Let first state the version of Stokes theorem I am looking at
For any smooth $(n-1)$-form $\omega$ with compact support on the oriented $n$-dimensional manifold $M,$ $\int_M d\omega = \int_{\partial M} \omega$.
I never learn to know how to use this properly. One specific problem I have at hand is the following:
$f$ is a smooth function defined on the unit disk $\Delta,$ $$ \eta = \frac{1}{2 \pi i} \frac{f(w)\,dw}{w-z}, $$ $$ d\eta = - \frac{1}{2\pi i} \frac{\partial f(w)}{\partial\bar w} \frac{d \omega \wedge d \bar \omega}{w-z}, $$ let $\Delta_{\varepsilon}$ be the disc of radius $\varepsilon$ around $z$. Then by stokes theorem:
$$ \frac{1}{2\pi i}\int_{\partial \Delta_{\varepsilon}} \frac{f(w) \, dw}{w-z} = \frac{1}{2\pi i} \int_{\partial \Delta}\frac{f(w) \, dw}{w-z} + \frac{1}{2\pi i} \int_{ \Delta - \Delta_{\varepsilon}} \frac{\partial f(w)}{\partial\bar w} \frac{d \omega \wedge d \bar \omega}{w-z}.$$
Can someone explain to me in detail how does the Stokes theorem apply here?

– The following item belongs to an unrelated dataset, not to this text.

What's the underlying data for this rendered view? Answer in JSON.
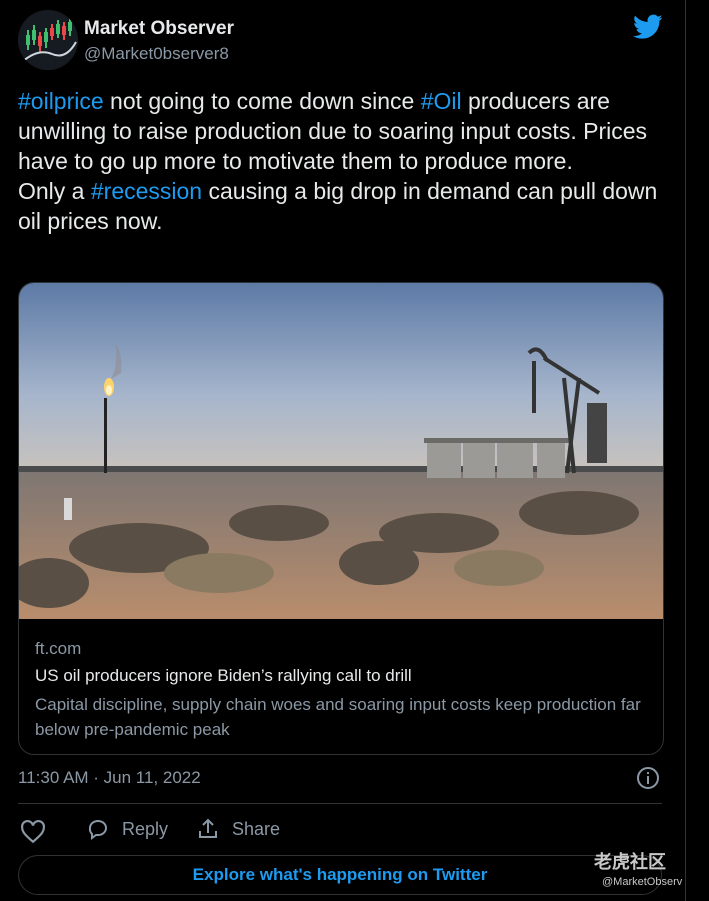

The orientation is important in the proof of the stokes theorem since we want to choose a set of oriented atlas. But I do not see how do we see the orientation in real applications.
Consider applying Stokes theorem on the annulus $\Delta-\Delta_{\epsilon}$, using your differential form $\eta$:
$\int_{\Delta-\Delta_{\epsilon}} d\eta = \int_{\partial(\Delta-\Delta_{\epsilon})} \eta$ .
The boundary $\partial(\Delta-\Delta_{\epsilon})$ consists of 2 circles, the outer one being the circumference of $\Delta$ and the inner one being the circumference of $\Delta_{\epsilon}$. Like Steve have commented, these 2 circles are oppositely oriented and so the above equation becomes
$\int_{\Delta-\Delta_{\epsilon}} d\eta = \int_{\partial\Delta} \eta -\int_{\partial\Delta_{\epsilon}} \eta$ .
Then plug in your $\eta$ and $d\eta$ to get what you want to show.